Data Reasoning in Action
Financial institutions are already leveraging Gradient’s Finance Reasoning Platform to gain key insights and operate more efficiently. Here are just a few ways that financial institutions are using Gradient’s AI solution:
Anti-Money Laundering: A large US bank, serving approximately 40,000 corporate and institutional clients, uses Gradient to reduce transaction risk and increase the accuracy of detecting suspicious activity.

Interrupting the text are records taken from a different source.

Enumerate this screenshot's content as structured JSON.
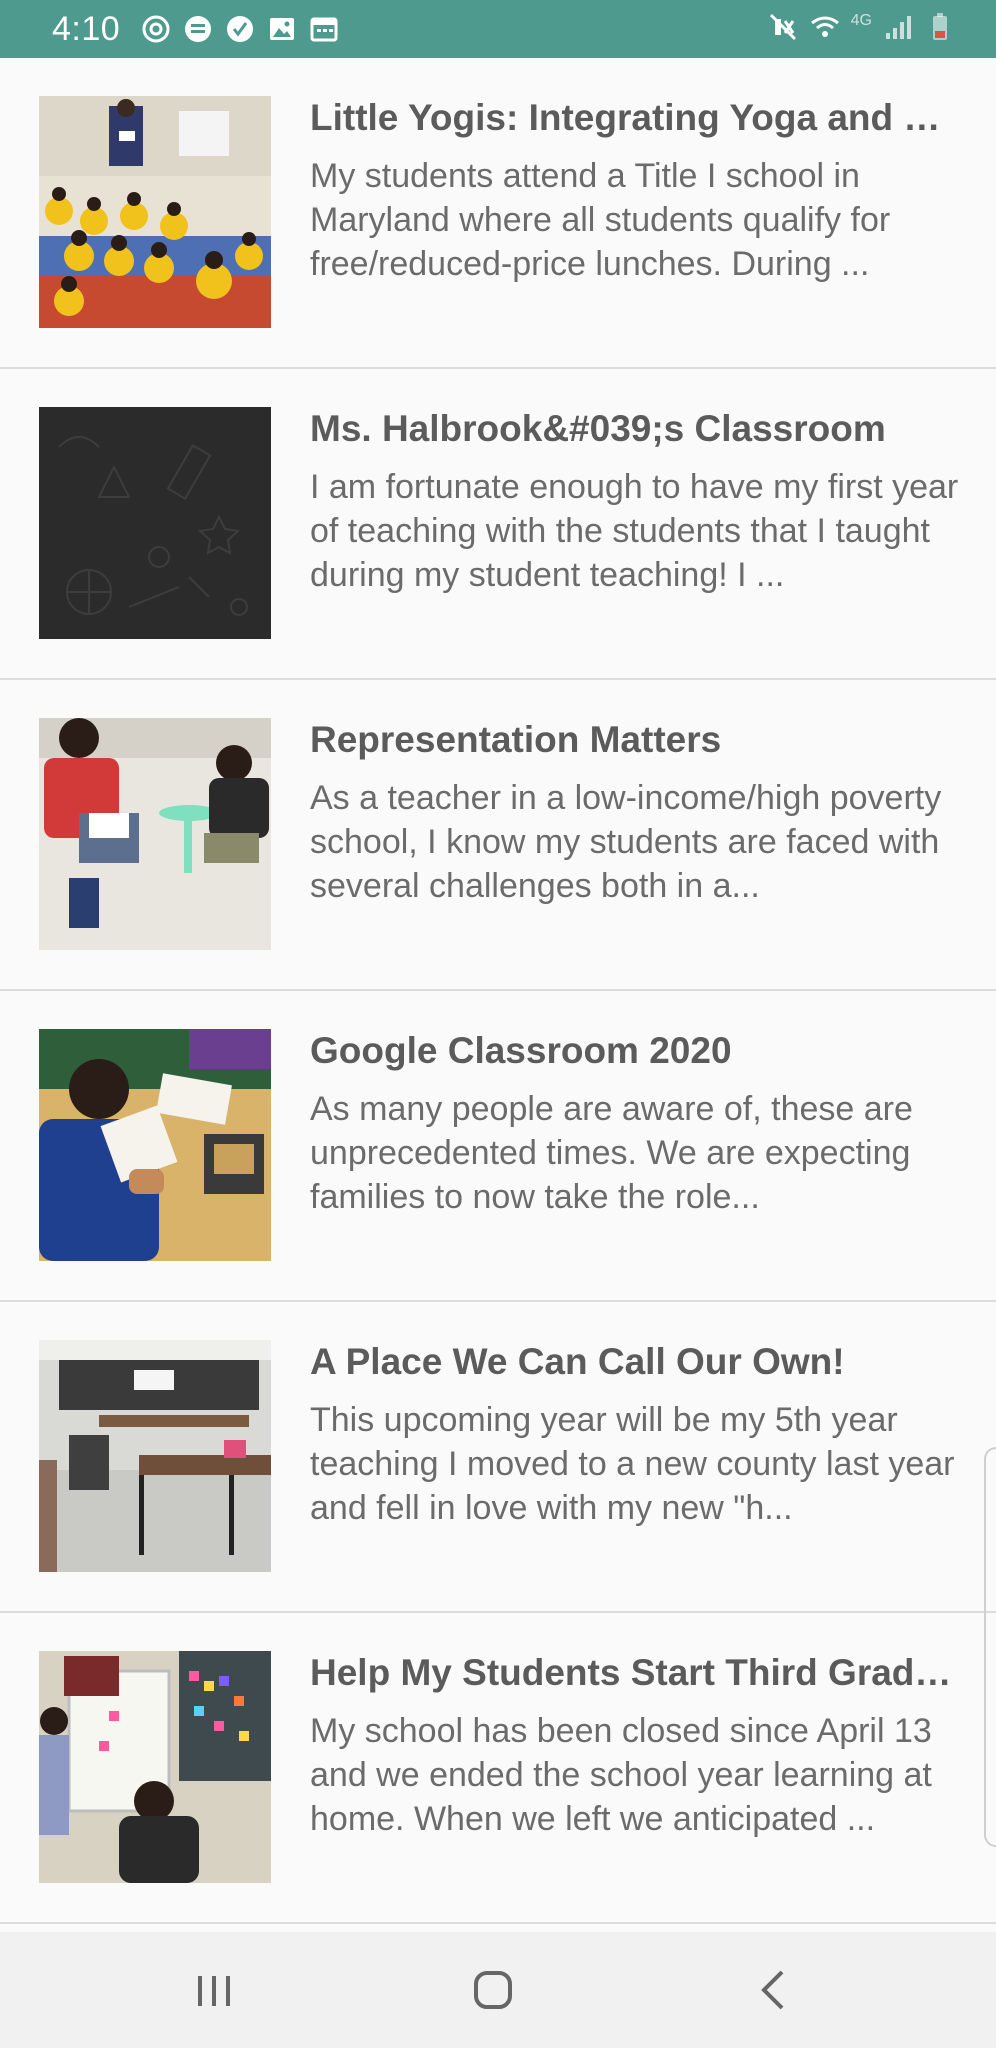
{
  "status_bar": {
    "time": "4:10",
    "left_icons": [
      "sync-icon",
      "message-icon",
      "check-icon",
      "image-icon",
      "calendar-icon"
    ],
    "network_label": "4G",
    "right_icons": [
      "mute-icon",
      "wifi-icon",
      "signal-icon",
      "battery-icon"
    ]
  },
  "projects": [
    {
      "title": "Little Yogis: Integrating Yoga and Mi...",
      "description": "My students attend a Title I school in Maryland where all students qualify for free/reduced-price lunches. During ..."
    },
    {
      "title": "Ms. Halbrook&#039;s Classroom",
      "description": "I am fortunate enough to have my first year of teaching with the students that I taught during my student teaching! I ..."
    },
    {
      "title": "Representation Matters",
      "description": "As a teacher in a low-income/high poverty school, I know my students are faced with several challenges both in a..."
    },
    {
      "title": "Google Classroom 2020",
      "description": "As many people are aware of, these are unprecedented times. We are expecting families to now take the role..."
    },
    {
      "title": "A Place We Can Call Our Own!",
      "description": "This upcoming year will be my 5th year teaching I moved to a new county last year and fell in love with my new \"h..."
    },
    {
      "title": "Help My Students Start Third Grade ...",
      "description": "My school has been closed since April 13 and we ended the school year learning at home. When we left we anticipated ..."
    }
  ],
  "nav_bar": {
    "buttons": [
      "recent-apps-icon",
      "home-icon",
      "back-icon"
    ]
  },
  "colors": {
    "status_bar": "#4f9a8f",
    "background": "#fafafa",
    "title_text": "#5b5b5b",
    "body_text": "#6b6b6b",
    "divider": "#dcdcdc",
    "nav_bar": "#f1f1f1"
  }
}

Trade Settlement: A prominent asset manager uses Gradient to automate and enhance their trade settlement process, leading to significant operational improvements and cost savings.
Investment Analysis: A US-based asset management fund with an AUM of $40 billion uses Gradient to improve its investment performance by streamlining the process it uses to analyze data so that its team can make faster, better investment decisions.
Final Thoughts: Unstructured Data and Data Reasoning
The financial services industry is adopting artificial intelligence at an incredibly rapid pace. A 2022 study sponsored by Ernst & Young showed that 85% of financial institutions already used some form of AI, triggered by the need for increased speed and efficiency and the opportunity for deeper data-driven insights.
Over the coming years, artificial intelligence will introduce a technological upheaval similar to the invention of the smartphone or the internet. Companies that move quickly to adopt this new technology will gain a unique advantage over their competitors. One of the most glaring use cases for AI is to dissect unstructured data sets in order to gain key insights.
By digging into both internal and external unstructured data sources financial services companies can identify and remove potential roadblocks, learn more about their customers, and adapt to market changes quickly. Historically, it has been incredibly difficult and resource-intensive for companies to leverage unstructured data sources due to their complexity and inconsistency, which made them incompatible with artificial intelligence solutions. But, this isn’t the case today.
Solutions like Gradient’s Finance Reasoning Platform are custom-made to help financial institutions gain insights from their unstructured data sources, automate higher-order operational workflows, and improve productivity. Interested in learning how a high-performing, cost-effective custom AI system could benefit your business? Contact the Gradient team today to learn more.
We hope that you’ve found this article valuable when it comes to learning why unstructured data is the most valuable resource that you didn’t know you had.
FAQ: AI Systems, Automation, and Data Reasoning
What is Data Reasoning?
Data reasoning is an emerging field of artificial intelligence that involves analyzing, interpreting, and applying logic to data, in order to draw insights that can help deliver informed decision-making. Data reasoning has widespread use cases in the financial sector, mainly helping companies automate higher-order operational tasks.
How Can AI Systems Help With Automation?
Artificial intelligence solutions like Gradient’s Finance Reasoning Platform are capable of helping companies automate higher-order operational tasks, even when dealing with unstructured data sources.
What is Unstructured Data in Artificial Intelligence?
Unstructured data is any form of data that is not stored in a traditional database format. It represents anywhere from 80-90% of the world’s data, according to MIT’s Sloan School of Management. Over the coming years, AI will play a key role in helping companies gain key insights from unstructured data sources.